The Museum of Contemporary Art is the ideal exhibit space for Morris’ debut of “Chicago,” which essentially shares the spectacle of the city. The Museum itself is a bit of a spectacle with a giant sculpture of a head, “The Character and Shape of Illuminated Things” by Amanda Ross-Ho, right at the entrance. The exhibit, located on the main level, followed this theme with a modest gallery space contrasted with a giant room hidden behind it with the film projected directly onto the entire wall.
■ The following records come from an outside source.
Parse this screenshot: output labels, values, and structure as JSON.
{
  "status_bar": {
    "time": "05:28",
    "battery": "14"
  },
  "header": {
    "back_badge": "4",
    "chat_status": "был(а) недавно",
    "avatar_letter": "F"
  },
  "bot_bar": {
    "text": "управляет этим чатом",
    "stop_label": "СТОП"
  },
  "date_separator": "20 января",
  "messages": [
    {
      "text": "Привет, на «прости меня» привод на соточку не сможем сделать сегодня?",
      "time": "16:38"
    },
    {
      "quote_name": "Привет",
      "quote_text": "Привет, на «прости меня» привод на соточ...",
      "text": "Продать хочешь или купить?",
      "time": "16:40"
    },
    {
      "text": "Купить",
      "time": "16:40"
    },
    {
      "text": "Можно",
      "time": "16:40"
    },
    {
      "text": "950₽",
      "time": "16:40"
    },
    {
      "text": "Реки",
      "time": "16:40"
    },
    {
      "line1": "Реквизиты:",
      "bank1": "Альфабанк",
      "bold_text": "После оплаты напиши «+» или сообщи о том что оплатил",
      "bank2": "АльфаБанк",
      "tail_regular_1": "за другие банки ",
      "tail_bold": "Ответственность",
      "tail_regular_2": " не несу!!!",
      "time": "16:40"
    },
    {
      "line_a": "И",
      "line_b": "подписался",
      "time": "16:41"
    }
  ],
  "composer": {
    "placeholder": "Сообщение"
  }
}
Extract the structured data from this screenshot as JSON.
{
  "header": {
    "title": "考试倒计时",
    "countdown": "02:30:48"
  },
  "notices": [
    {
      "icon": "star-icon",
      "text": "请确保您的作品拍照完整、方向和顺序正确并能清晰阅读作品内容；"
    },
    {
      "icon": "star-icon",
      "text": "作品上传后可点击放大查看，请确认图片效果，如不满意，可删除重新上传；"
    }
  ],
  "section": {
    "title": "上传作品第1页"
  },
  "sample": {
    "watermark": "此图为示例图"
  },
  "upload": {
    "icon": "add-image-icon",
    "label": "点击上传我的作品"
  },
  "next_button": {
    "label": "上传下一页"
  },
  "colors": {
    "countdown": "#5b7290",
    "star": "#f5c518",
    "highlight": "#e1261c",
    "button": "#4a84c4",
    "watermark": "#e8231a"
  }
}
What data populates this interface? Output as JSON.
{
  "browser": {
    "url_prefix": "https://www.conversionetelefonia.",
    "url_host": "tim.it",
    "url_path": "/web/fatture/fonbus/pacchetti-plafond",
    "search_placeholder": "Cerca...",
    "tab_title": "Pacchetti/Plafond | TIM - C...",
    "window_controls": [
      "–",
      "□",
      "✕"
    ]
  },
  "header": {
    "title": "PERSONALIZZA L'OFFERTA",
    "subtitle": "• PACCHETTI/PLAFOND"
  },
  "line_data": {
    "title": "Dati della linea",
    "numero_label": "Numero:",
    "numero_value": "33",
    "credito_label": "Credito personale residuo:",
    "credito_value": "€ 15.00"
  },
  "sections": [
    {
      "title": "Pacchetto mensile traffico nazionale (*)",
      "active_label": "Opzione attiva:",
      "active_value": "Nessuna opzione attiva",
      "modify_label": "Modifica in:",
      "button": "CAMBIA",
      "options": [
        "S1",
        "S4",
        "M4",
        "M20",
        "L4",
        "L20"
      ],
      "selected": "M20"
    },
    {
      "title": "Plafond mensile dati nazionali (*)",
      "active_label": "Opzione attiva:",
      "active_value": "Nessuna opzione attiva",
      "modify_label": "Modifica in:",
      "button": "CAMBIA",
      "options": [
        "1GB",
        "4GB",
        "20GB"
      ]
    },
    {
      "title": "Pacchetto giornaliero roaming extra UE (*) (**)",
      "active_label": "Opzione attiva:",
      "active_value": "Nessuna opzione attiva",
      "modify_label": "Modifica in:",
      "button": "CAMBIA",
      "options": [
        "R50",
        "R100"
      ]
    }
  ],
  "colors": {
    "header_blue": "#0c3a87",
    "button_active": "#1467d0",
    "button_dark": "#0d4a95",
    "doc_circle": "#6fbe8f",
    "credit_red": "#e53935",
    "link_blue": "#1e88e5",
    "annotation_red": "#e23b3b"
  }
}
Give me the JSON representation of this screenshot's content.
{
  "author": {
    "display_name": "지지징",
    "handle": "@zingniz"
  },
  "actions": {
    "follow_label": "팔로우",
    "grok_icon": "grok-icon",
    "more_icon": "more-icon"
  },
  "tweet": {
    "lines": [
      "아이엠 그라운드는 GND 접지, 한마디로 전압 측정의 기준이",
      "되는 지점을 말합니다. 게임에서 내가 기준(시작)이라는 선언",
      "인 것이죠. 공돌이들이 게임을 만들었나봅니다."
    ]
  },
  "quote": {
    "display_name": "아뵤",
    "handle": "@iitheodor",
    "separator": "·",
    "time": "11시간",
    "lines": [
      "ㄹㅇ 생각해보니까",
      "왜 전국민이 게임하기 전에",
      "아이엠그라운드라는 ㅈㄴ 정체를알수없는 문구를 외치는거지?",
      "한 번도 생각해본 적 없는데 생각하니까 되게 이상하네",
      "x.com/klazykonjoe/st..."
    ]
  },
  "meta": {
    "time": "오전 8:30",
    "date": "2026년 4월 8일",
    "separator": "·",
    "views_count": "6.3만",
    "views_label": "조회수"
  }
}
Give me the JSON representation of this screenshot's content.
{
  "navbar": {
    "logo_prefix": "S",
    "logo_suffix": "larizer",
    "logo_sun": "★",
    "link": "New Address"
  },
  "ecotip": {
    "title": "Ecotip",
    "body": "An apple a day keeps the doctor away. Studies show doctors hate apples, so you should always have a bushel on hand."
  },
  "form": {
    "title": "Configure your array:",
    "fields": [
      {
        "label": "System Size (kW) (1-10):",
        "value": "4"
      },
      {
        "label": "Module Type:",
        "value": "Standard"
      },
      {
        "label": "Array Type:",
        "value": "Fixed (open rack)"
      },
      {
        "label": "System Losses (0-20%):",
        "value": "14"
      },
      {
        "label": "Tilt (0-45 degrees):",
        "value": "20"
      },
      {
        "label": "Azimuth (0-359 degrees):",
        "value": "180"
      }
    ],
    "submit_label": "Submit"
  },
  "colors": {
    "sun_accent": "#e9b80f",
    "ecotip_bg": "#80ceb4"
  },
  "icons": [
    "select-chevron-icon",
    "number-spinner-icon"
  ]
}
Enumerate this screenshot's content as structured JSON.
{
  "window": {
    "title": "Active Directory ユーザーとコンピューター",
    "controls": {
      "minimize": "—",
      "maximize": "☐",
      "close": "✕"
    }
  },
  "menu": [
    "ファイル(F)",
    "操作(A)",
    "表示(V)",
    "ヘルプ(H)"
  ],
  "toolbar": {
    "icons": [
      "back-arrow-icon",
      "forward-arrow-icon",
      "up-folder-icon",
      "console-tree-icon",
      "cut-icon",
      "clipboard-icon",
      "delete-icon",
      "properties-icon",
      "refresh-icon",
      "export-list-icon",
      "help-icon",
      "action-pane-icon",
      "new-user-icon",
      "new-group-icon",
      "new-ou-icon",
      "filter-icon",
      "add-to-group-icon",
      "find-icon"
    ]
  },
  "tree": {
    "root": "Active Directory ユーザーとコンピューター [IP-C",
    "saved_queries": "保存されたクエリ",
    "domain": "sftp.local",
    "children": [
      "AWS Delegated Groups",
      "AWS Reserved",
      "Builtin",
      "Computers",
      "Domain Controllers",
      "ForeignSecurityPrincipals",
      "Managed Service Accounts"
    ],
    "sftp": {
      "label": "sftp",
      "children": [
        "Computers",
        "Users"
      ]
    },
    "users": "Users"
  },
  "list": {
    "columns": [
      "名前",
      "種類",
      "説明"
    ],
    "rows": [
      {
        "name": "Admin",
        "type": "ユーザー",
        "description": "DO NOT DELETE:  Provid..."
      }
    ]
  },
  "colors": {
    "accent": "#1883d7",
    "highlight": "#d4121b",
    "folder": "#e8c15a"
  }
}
Through use of contrasts, the hour-long film elegantly portrays a reflection of a day in the life of Chicago and its people. We see Chicago’s historic Manny’s deli with a man slicing beef behind the counter and people devouring their sandwiches and then contrast to a fine dining restaurant with an extensive food prep crew making tiny portioned plates. We see people in fancy cars and then people taking public transportation. We see the clever imagery of Playboy’s historic magazines and the current witless covers of today.
Morris puts in our view a city full of places and industries we encounter every day but perhaps do not think about in practice. From morning to night, we see Chicago change. The camera rotates its focus from the greater cityscape, to the buildings and the streets, to the people and transportation, and to the details of the work going on inside the buildings. It made me think of how we read the newspaper every day, but maybe we don’t think about the process at the Chicago Tribune to print and deliver us that newspaper. You might eat a Vienna hot dog at the game, but you might not know of the process of making that Chicago dog. The digital low frequency sounds of the background music paired beautifully with the camera angles to create a sense of a more ethereal, larger-than-life reality of Chicago.
The rest of the exhibit includes paintings, photographs, comics and the artists views of the city as a dynamic place of movement, life and change. You can explore the “City Self” exhibit at the MCA through April 13th, 2014.